1. The Beatles – “Yesterday And Today“
Sold For: $75,000.00 (8 Bidders)
Listed As: “Beatles Yesterday And Today Sealed First State Stereo “Butcher Cover” LP in GEM MINT 10 Condition (Capitol, 1966)”
Genre: Rock
Record Label: Capitol (ST-2553)
Country/Region of Manufacture: U.S.
Release Year: 1966
Format: 12-Inch, 33rpm
Special Attributes: Sealed First State, Stereo “Butcher Cover”
Record Grading: Mint (M)
Sleeve Grading: Mint (M)
Seller: Heritage Auctions
Seller’s Comments: “Beatles Yesterday And Today Sealed First State Stereo “Butcher Cover” LP in GEM MINT 10 Condition (Capitol, 1966). This was the ninth US release by Capitol Records, June 20, 1966. The title was based on the inclusion of the hit “Yesterday.” As always with Capitol, the album was a mish-mash of songs and has no British counterpart at all: two cuts were from the UK Help! LP; four tracks from the UK version of their previous LP Rubber Soul; both sides of the single “Day Tripper / We Can Work it Out” are included; and also three songs from their not-yet-released Revolver album. The Beatles resented how their US record company did this as they always put a lot of thought and effort into the tracks and order on all their UK albums.
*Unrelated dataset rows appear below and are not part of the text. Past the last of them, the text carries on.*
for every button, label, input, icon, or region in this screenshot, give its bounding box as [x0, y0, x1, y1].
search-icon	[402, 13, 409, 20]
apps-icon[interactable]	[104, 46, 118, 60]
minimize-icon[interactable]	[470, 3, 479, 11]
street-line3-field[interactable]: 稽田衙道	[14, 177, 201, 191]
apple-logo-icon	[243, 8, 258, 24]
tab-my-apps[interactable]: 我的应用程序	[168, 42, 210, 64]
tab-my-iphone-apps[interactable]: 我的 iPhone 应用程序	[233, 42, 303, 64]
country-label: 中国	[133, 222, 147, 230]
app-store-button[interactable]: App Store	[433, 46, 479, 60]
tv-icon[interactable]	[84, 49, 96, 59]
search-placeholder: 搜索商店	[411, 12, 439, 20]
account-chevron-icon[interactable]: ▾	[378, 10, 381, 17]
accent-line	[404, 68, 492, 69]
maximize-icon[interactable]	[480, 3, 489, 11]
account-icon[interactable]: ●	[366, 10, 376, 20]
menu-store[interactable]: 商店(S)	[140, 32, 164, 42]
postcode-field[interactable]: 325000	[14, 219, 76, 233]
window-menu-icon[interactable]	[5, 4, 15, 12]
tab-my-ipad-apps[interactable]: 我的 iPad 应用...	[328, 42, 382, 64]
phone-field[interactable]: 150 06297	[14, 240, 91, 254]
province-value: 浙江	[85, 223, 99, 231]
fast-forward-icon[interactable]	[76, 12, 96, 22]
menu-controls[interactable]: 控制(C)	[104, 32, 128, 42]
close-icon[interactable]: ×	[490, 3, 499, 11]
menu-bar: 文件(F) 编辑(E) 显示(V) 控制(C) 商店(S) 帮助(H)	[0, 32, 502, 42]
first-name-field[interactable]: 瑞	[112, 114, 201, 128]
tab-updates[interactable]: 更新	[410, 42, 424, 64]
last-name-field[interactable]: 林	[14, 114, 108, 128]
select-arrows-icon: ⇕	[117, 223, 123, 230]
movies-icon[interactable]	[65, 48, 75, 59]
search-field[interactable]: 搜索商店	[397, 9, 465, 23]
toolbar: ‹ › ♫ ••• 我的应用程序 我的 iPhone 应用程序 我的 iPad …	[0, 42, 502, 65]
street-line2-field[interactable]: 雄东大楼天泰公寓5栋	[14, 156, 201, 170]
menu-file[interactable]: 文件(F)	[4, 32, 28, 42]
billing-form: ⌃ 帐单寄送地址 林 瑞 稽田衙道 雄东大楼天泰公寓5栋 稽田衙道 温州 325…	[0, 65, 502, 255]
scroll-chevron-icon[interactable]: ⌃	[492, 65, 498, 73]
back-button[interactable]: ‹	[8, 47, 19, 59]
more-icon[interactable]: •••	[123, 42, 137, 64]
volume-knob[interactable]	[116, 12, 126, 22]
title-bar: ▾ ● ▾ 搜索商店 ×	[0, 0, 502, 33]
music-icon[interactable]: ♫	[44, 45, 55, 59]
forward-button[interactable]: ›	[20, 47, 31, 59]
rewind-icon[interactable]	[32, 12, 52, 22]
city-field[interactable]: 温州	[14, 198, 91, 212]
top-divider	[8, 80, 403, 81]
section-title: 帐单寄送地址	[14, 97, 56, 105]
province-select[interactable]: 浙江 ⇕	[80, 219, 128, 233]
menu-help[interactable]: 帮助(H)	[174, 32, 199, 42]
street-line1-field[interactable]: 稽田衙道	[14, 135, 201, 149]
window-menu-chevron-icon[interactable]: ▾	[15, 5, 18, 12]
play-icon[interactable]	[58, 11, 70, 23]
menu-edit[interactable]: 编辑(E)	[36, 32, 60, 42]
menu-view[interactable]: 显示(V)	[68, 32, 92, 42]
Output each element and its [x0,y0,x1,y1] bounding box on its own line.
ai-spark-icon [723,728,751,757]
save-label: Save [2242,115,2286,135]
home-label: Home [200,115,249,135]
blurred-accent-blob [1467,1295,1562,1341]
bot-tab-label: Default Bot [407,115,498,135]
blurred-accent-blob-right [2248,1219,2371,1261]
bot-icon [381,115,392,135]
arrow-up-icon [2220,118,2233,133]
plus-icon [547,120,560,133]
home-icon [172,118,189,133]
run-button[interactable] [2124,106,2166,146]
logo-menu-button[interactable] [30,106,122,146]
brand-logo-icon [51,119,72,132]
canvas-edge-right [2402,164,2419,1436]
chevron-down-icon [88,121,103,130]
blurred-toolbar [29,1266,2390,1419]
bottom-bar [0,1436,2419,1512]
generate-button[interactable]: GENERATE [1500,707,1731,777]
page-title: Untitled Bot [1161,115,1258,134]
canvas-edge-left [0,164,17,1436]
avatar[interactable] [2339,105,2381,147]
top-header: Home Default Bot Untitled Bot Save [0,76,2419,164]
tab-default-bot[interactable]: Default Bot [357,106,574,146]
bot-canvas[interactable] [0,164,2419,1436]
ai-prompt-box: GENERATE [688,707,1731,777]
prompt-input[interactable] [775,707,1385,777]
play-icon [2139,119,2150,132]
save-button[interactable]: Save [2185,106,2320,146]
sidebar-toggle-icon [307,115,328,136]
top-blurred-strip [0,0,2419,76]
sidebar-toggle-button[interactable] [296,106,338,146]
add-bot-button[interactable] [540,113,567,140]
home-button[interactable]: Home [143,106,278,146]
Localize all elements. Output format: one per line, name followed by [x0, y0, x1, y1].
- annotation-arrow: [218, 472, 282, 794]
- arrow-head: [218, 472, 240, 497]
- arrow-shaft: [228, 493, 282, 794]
The (in)famous “butcher” photo was taken early in 1966 by Robert Whitaker and actually had a title: A Somnambulant Adventure. Whether or not it was a Vietnam protest or a protest against Capitol “butchering” their records, the fact is that it became the official album cover and when first seen by DJs and record stores, there was an immediate and negative reaction to its graphic nature. Capitol recalled all the “offensive” albums and, in many cases, glued what’s generally called the “Trunk Cover” over it (known as a “second state”). This is how most people have seen it. The original albums that were saved from destruction or the glue-over process, such as this one, are known as being “first state.” Condition: GEM-MT 10 with some minor yellowing on the white borders from age, as would be expected. Record pressing plant code on the reverse is “2” indicating that it was produced at the Scranton, Pennsylvania plant.

A very limited number of “first state” albums got out and were kept by journalists, radio stations, and record company executives. In 1966, stereo had yet to take over the marketplace (for one thing, they cost more than the mono copies); it has been estimated that mono was produced in a ten to one ration over the stereo version. There were certainly fewer of these that found their way into collections. Again, a much smaller number of these were never removed from their shrink wrap. An infinitesimal number of those still-sealed examples were kept in the beautiful condition of this one. Don’t let this opportunity pass you by! We feel certain that this is a virtually unimprovable example of this incredibly rare and hugely collectible album. There’s possibly not a serious Beatle record (or memorabilia) collector alive that doesn’t already have or would love to own any example of a “Butcher Cover”. As a first generation Beatle fan, your writer can still remember the day in 1984 that I bought my first example of this legendary piece of pop culture. It was a nicely-peeled “third state” example at a record store in Austin, Texas, and I was thrilled to have finally acquired one; I still have it. I would certainly love to have this one, but I’m happy just to have had it on my desk for a while today.

Included with the album is a typed letter signed by the Acting Director stating that the current owner had purchased it from the Greenfield Community College Library when it was deaccessioned in 1990; it had originally been part of an estate donated to the college in 1979.”